Une autre inscription, non datée, sur le linteau du portail d’entrée reprend la
sourate XV, 45-47 du Coran (inscription n°1). Ce portail en ablaq présente deux
colonnettes et un panneau géométrique encadrant un oculus. L’arc à chevron qui
domine le portail est un élément décoratif assez commun sous les Mamluk, on le
retrouve parmi les vestiges du khân al-Manzîl
et à Alep au sabîl
Ishiqtamur/Sakakinî (771/1369), et aux mosquée
al-Bayyada/al-Sarawî (780/1378) et al-Fustuq (765/1363) ainsi
qu’à Jérusalem sur une ouverture au ribat al-Mansûrî
(681/1282) et sur des fontaines publiques construites par le sultan Ottoman
Sulaiman[1].
Le plan de l’édifice
correspond à celui d’une madrasa à 3 iwan et cour centrale avec fontaine surmontée
d’un dôme, l’iwan sud prolongé à l’est et à l’ouest et fait office de salle de
prière (ill.1).
Épigraphie
n.d.
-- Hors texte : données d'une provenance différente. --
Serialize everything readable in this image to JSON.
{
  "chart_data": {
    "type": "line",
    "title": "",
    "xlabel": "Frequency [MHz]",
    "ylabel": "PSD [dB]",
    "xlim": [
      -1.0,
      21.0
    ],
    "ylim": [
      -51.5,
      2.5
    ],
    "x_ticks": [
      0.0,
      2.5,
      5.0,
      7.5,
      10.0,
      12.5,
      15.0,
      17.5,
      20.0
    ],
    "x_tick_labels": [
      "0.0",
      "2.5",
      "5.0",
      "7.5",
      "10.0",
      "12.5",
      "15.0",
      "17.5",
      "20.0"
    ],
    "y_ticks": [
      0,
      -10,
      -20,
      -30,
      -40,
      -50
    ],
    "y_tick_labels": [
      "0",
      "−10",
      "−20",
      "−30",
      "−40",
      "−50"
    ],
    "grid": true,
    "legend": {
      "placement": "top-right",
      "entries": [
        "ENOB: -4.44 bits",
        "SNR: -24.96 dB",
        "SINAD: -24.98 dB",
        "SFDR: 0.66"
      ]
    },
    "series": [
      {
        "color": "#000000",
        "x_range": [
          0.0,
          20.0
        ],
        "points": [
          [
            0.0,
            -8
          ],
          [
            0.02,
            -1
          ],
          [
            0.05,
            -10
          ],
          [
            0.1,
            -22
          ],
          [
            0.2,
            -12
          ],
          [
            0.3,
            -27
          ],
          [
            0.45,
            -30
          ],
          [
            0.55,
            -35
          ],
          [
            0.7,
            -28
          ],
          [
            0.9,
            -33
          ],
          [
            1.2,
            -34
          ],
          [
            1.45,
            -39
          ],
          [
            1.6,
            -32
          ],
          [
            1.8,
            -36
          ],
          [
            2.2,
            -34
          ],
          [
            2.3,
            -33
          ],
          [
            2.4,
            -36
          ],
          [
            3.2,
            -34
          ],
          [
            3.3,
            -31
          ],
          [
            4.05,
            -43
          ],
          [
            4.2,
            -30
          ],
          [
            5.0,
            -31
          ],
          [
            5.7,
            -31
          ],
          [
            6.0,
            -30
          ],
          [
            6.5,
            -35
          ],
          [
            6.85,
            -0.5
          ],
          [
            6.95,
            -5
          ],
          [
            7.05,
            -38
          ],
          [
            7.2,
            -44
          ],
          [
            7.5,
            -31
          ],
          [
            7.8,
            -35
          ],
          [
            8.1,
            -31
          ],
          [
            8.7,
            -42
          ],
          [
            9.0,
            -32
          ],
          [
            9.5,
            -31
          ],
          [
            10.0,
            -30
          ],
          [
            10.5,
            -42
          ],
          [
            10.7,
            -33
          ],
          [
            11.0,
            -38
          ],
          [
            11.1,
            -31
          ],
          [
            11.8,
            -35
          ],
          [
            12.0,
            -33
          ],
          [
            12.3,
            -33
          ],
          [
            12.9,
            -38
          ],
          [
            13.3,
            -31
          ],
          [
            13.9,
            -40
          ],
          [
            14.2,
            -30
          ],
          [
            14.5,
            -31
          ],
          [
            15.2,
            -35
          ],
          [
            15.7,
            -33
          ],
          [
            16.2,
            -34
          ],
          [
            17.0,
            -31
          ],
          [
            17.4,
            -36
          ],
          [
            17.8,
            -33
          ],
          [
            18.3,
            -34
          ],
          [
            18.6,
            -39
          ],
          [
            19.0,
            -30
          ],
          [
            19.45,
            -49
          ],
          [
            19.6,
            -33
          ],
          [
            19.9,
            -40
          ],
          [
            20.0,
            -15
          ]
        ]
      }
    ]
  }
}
Inscription du Coran
sur le linteau de l’entrée nord (inscription n°1).
« Coran XV,
45-47 ».
826/1423. Décret du
gouverneur Qasraûh, 4 lignes (63x36 et 12x36) sur la façade sud entre les
ouvertures 1 et 2 (inscription n°2, ill.14)[2].
« (1) Le 1er
ramadan de l’année 826 (8 août 1423) parut (2) un édit royal du sultan al-Malik
al-Ashraf Barsbay, qu’(Allâh) fasse durer (3) son règne, (ordonnant) qu’on
supprime les charges imposées au pays de Tripoli pour les chevaux de
poste ; (4) en conséquence, son Excellence très honorée, Qasraûh, le
gouverneur de la province, s’est conformé (à cet ordre). Et maudit soit avec
son père celui qui rétablira (ces charges) ou qui renouvellera (ces
abus) ».
846/1442. Décret du
gouverneur Barsbay al-Nâsirî, 2 fois 4 lignes (130x40 et 40x40) sur la façade
sud avant l’ouverture 1 (inscription n°3)[3].
« (1) A la date du 1er
jumada II de l’année 846 (7 octobre-4 novembre 1442) parvint un édit royal
in-quarto du cabinet militaire, concernant la remise faite aux habitants (2) de
Qadmûs des droits prélevés sur les métiers à tisser et des impôts sur les
vignes à Qadmûs, remise éternelle, inviolable et inaltérable, (3) et concernant
l’inscription, dans la grande Mosquée, (de l’ordre susdit) de les délivrer de
cette injustice, pour que cette bonne action soit enregistrée dans les actes
royaux, dans le but de gagner (4) les pieuses prières en faveur de ce juste
empire, dont Allâh daigne conserver le sultan, al-Malik al-Zâhir Jaqmaq, que sa
victoire soit puissante ! C’est alors que fut promulgué le noble décret de
notre maître le préfet général (1)
Barsbay al-Nâsirî
al-Zâhirî, (2) gouverneur de la province royale de Tripoli. (3) Et que maudit
soit, ainsi que son père, celui qui tentera (4) de renouveler cette injustice
et de la remettre en usage ».
851/1447. Décret du
gouverneur Yashbak al-Sûfî, 12 lignes (40x80) dans le mur d’une maison
vis-à-vis de l’entrée de la mosquée et de la madrasa (inscription n°4)[4].
« (1) A la date du
jeudi 1er sha’ban (2) de l’année 851 (12 octobre 1447) arriva un
décret royal in-quarto (3) du bureau des armées victorieuses musulmanes,
ordonnant (4) qu’on abolît les mesures introduites au préjudice des habitants
de Qadmûs, Kahf, (5) Manîqa, ‘Ulaiqa et Khawabî, des districts de Tripoli, (6)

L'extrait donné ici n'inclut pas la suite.